Contrary to what you may have heard, Sally Fuller has not completely retired.
Strategies for Children is excited to announce that Fuller, a long-time colleague and friend, has joined our board.
“I have such tremendous respect for what Strategies has done and continues to do,” Fuller told us recently.
As we’ve blogged before, Fuller worked for the Irene E. & George A. Davis Foundation, where she started in 2005 as the project director for Cherish Every Child, the foundation’s early childhood initiative.
“The Davis family cares deeply about education. That’s their overarching commitment,” Fuller explains. “They knew Margaret Blood,” the founder of Strategies for Children, “and they brought Margaret to Springfield to work with them.”
The Davis Foundation came to sum up its intentions in a single question, Fuller says: “How can we work together to put children at the center of the community’s agenda?”
“That’s how the Cherish Every Child initiative was started at the foundation, and they needed someone to work full time, so that’s why I went there.”
Fuller, the foundation, and community partners across Springfield worked on expanding early education opportunities and on ensuring that more of the city’s children could read proficiently by the third grade.
“We know from a childhood development standpoint how critical that was,” Fuller says of herself and John Davis (a senior director at the foundation), who had looked at the data and seen that only one third of Springfield’s children could read at grade level by the end of third grade. “We started to do this before it became fashionable. The National Campaign for Grade Level Reading started a year after we did. So, I can very honestly say that we were building the plane as we were flying it.”
Fuller worked hard to connect members of the early education community who were both in public school pre-K classrooms and in community-based programs. These efforts included using social media to reach out to families.
“We said, look, what happens before kids get to kindergarten is really critical. We really understood that achieving that third-grade milestone was going to take a collaborative effort.”
Twelve years later, in 2017, “Springfield was recognized as one of 15 cities in the nation to be honored as an All-America City,” MassLive.com reports in an article profiling Fuller. “The award, presented by the Campaign for Grade-Level Reading and the National Civic League, recognizes the city’s efforts to ensure more young people from low-income families achieve grade-level reading proficiency and early school success.”
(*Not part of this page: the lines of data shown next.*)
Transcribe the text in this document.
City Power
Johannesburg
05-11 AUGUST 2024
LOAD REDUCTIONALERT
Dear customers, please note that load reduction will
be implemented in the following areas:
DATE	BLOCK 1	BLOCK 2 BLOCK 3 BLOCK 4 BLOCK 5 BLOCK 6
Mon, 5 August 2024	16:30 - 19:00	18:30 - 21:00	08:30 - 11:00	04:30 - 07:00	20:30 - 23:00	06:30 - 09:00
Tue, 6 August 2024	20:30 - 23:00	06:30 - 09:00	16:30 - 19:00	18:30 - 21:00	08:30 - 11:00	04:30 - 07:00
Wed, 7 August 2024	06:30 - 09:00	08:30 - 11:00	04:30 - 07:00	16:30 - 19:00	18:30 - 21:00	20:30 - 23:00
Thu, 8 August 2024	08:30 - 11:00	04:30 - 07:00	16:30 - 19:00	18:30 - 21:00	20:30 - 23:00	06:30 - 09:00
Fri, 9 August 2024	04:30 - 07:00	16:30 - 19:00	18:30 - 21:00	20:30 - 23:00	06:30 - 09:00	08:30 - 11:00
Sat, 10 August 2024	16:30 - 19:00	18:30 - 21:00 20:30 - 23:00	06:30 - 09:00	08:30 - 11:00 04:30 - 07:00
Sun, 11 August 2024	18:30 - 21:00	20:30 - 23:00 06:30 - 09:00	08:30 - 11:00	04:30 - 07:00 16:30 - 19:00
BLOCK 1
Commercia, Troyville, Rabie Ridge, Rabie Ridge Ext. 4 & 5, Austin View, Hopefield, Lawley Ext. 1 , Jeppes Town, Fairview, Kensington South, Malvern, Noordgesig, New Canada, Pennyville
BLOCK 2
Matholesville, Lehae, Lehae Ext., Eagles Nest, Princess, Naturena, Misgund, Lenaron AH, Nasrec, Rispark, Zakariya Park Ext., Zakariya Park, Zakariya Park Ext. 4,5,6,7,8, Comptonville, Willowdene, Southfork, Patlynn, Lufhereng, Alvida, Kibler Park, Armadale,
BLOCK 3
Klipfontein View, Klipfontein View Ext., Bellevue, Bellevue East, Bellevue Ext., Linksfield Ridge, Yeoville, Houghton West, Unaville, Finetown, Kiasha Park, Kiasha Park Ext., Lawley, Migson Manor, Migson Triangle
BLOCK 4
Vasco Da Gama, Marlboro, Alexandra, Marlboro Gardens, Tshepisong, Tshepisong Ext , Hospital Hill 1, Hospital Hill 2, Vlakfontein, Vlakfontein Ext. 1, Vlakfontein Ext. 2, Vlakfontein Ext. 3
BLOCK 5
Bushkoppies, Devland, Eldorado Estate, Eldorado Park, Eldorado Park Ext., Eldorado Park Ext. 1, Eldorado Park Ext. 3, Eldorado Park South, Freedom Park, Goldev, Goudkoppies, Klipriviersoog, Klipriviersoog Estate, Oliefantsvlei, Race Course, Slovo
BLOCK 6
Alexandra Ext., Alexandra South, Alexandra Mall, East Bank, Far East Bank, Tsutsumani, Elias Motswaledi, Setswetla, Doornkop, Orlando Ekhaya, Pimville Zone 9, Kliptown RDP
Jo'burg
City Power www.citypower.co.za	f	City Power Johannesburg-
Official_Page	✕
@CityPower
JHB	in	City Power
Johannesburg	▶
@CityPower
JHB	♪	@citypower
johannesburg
For Fuller, however, the idea of immersing children in a language-rich world was something she learned from her mother.
“ ‘She read to me, she talked to me (and) she had me acting in plays,’ Fuller remembers of her childhood in New Jersey,” MassLive.com writes. “ ‘It’s why I say my mother gave me words. What a rich childhood I had. Sometimes (though) your mother drives you nuts when she wants to read you Shakespeare and you’re only 6.’ ”
Although Fuller is technically retired, when we asked what was next for early education, she answered like a woman who is still on a mission.
“We really have to focus on what happens in the family. In my community, we are very cognizant of how much more there is to do with family engagement.”
“Let’s do this awareness work, so that parents understand how critical they are to their child’s success.” From reading to children on bus rides to looking for the color green in the grocery store, “No one has to have a Ph.D. Just where you are, make your time count with your child.”
What if money were no object?
“I would help build the quality of our early childhood education system. We know that we have the least well-compensated, valued, and sometimes trained educators doing the most important work. We’re just not supporting this incredible workforce that’s doing this work that’s so critical.”
Keep an eye out for Fuller. Not only will she be on Strategies’ board, she is also continuing to tutor four-years-old at an early childhood center, drawing on her training in one of the interventions in the Massachusetts Reading Corps. (Fuller knows the approach well; she brought the Minnesota Reading Corps to Springfield.)
“It’s so cool,” she says of tutoring. “I help with vocabulary development. And I see children who are so bright, they absolutely blow me away. Sometimes they say ‘I know that word,’ or they say the word to me in Spanish. They’re so excited to see me come. One of the little boys, says ‘When are you coming back grandma?’ ”
“I have to grab whoever will listen,” Fuller adds about working with four-year-olds. “When kids have to choose between me and the sand table, I’m not always sure that I’m going to be the winner.”
How’s actual retirement going? Fuller is taking some trips. But she also admits that Mary Walachy, the executive director of the Davis Foundation, has declared that Fuller is “failing retirement.”
Which is great news for the future of early education and care.